The rule {detergent} -> {whole milk} has the most amount of transactions (88 transactions).
inspect(rules[1:10])
## lhs rhs support confidence
## [1] {cake bar} => {whole milk} 0.005591704 0.4263566
## [2] {mustard} => {whole milk} 0.005185035 0.4322034
## [3] {pot plants} => {whole milk} 0.006913379 0.4000000
## [4] {pasta} => {whole milk} 0.005998373 0.4013605
## [5] {herbs} => {root vegetables} 0.007015047 0.4312500
## [6] {herbs} => {other vegetables} 0.007726718 0.4750000
## [7] {herbs} => {whole milk} 0.007726718 0.4750000
## [8] {processed cheese} => {whole milk} 0.007015047 0.4233129
## [9] {semi-finished bread} => {whole milk} 0.007116714 0.4022989
## [10] {detergent} => {whole milk} 0.008946726 0.4656085
## coverage lift count
## [1] 0.01311509 1.668780 55
## [2] 0.01199675 1.691664 51
## [3] 0.01728345 1.565619 68
## [4] 0.01494510 1.570944 59
## [5] 0.01626678 3.956880 69
## [6] 0.01626678 2.455123 76
## [7] 0.01626678 1.859172 76
## [8] 0.01657178 1.656867 69
## [9] 0.01769012 1.574617 70
## [10] 0.01921513 1.822413 88
When organizing by lift, we can observe the following:
The strong rule by lift is {citrus fruit, other vegetables, whole milk} -> {root vegetables}. The lift is 4.085908 which means that the purchase of root vegetables are more likely to happen if citrus fruit, other vegetables, or whole milk are bought first.
The rule {beef, other vegetables} -> {root vegetables} occurs most frequently (78 total rules).
We can see that root vegetables are popular complementary items.

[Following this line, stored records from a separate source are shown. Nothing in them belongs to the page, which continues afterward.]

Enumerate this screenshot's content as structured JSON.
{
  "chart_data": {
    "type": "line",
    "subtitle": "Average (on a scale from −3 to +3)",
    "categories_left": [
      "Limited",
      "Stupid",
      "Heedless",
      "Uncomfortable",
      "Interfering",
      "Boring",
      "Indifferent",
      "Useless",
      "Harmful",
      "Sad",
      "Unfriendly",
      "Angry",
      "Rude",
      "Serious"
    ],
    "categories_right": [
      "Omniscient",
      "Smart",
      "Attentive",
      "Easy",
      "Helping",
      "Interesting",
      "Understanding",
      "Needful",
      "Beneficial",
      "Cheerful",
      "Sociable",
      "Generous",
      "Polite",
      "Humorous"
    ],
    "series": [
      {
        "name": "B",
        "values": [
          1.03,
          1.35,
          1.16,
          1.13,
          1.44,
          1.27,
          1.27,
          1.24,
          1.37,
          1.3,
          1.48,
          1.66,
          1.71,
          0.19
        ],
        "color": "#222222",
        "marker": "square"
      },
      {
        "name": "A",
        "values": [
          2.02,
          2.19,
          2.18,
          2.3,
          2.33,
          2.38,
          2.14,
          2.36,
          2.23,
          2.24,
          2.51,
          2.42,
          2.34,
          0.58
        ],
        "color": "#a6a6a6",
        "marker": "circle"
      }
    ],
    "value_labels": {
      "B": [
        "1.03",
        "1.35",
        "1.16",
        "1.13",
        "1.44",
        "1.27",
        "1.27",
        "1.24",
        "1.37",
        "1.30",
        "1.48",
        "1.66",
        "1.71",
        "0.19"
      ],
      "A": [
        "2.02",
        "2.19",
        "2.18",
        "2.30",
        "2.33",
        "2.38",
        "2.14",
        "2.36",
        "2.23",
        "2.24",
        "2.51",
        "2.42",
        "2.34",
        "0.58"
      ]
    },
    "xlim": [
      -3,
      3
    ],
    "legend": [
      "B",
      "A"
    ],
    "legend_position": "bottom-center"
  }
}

inspect(sort(rules, by = "lift")[1:10])
## lhs rhs support confidence coverage lift count
## [1] {citrus fruit,
## other vegetables,
## whole milk} => {root vegetables} 0.005795039 0.4453125 0.013013420 4.085908 57
## [2] {herbs} => {root vegetables} 0.007015047 0.4312500 0.016266775 3.956880 69
## [3] {citrus fruit,
## pip fruit} => {tropical fruit} 0.005591704 0.4044118 0.013826759 3.854452 55
## [4] {other vegetables,
## tropical fruit,
## whole milk} => {root vegetables} 0.007015047 0.4107143 0.017080114 3.768457 69
## [5] {other vegetables,
## pip fruit,
## whole milk} => {root vegetables} 0.005490037 0.4060150 0.013521757 3.725339 54
## [6] {curd,
## tropical fruit} => {yogurt} 0.005286702 0.5148515 0.010268402 3.691020 52
## [7] {beef,
## other vegetables} => {root vegetables} 0.007930053 0.4020619 0.019723465 3.689068 78
## [8] {onions,
## other vegetables} => {root vegetables} 0.005693371 0.4000000 0.014233428 3.670149 56
## [9] {root vegetables,
## tropical fruit,
## whole milk} => {yogurt} 0.005693371 0.4745763 0.011996747 3.402283 56
## [10] {citrus fruit,
## root vegetables,
## whole milk} => {other vegetables} 0.005795039 0.6333333 0.009150061 3.273498 57
In this plot, we can visualize some of these relationships.
plot(rules, method = "graph")
## Warning: Too many rules supplied. Only plotting the best 100 using 'lift'
## (change control parameter max if needed).